Vincent van Gogh’s enduring iconic status proves the power of signature imagery, yet so many artists don’t create work with instant recognizability and repetitive style. It is counterintuitive to what it means to be a “creative artist.” Even so, many artists spend their lives working in a narrow creative box. I believe this is because somehow they intuitively know that signature style is what it takes to cut through. It may take an artist years to create that box, yet that is what an artist who wants to have mass appeal will do.
Not everything is meant to have mass appeal; there’s room (and a need!) for variation and subtlety at times. But by understanding Blocks we can decide what we want our signature style to be, or what we want to be known for, and make it a conscious choice.
Blocks are a tool that will help your work stand out. The Iconist is not a book to alter your work. It is about offering you a tool that you can use to garner attention—but only if attention is what you are after. Not all things should grab attention, but an appreciation of Blocks gives you the choice to do so if you want. Think of it like a certain type of paintbrush you might use, or the color red. You can use it to get the effect of attention you desire, or choose not to. I love obscure art that doesn’t use Blocks. The point is that every artist should know what grabs attention and determine whether they are going to use the tool of Blocks as their choice. Most artists use Blocks unwittingly or not at all.
Van Gogh died before receiving recognition, but many of his pieces have since become iconic. Some of his most recognizable works like the Sunflowers series, Bedroom in Arles, Café Terrace at Night, A Pair of Shoes, Bull, and Tree follow the same primal Block: a dominant central image. Not all Van Gogh’s paintings follow this pattern, of course, but these are the images that have endured in our popular concept of the man and his art. Each of these paintings has a giant popping central image filling up the center of its canvas like a yield sign. You instantly get it without having to think. Van Gogh was painting Blocks and it made his works become Icons. His place in art history and his enduring popularity is forever the proof.

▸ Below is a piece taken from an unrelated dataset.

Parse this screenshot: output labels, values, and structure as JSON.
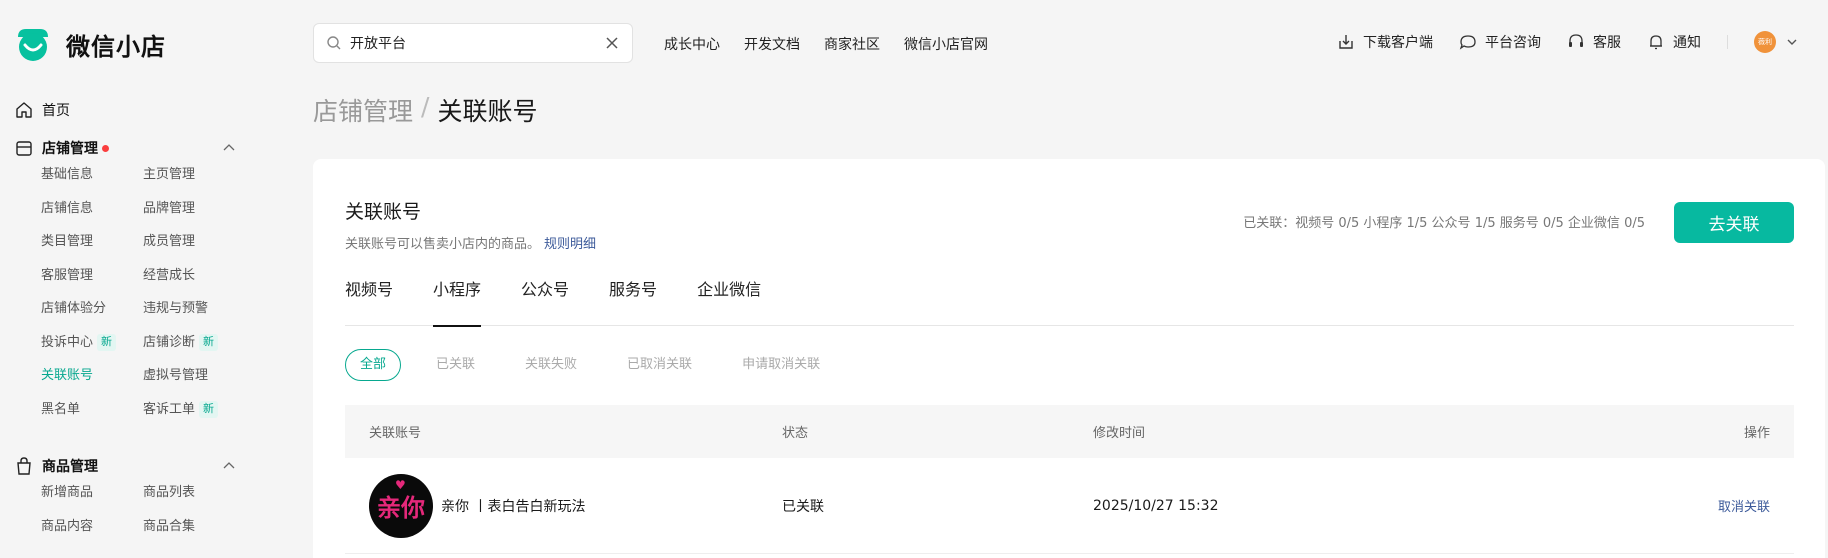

Meanwhile, Gauguin, once a roommate of Van Gogh, painted magnificent scenes playing with light and bold color masterfully, yet his recognizability and fame in the world pales in comparison to the higher-contrast, instantly understood oversized central imagery of his counterpart. Paul Gauguin didn’t regularly use Blocks. When Van Gogh was painting a field, an object, or a person, you instantly understand what it is—with many of Gauguin’s works, it can take you a second. The extra split second it takes to perceive and take in any imagery makes all the difference. It is in a moment that you pull someone in to your art or lose them.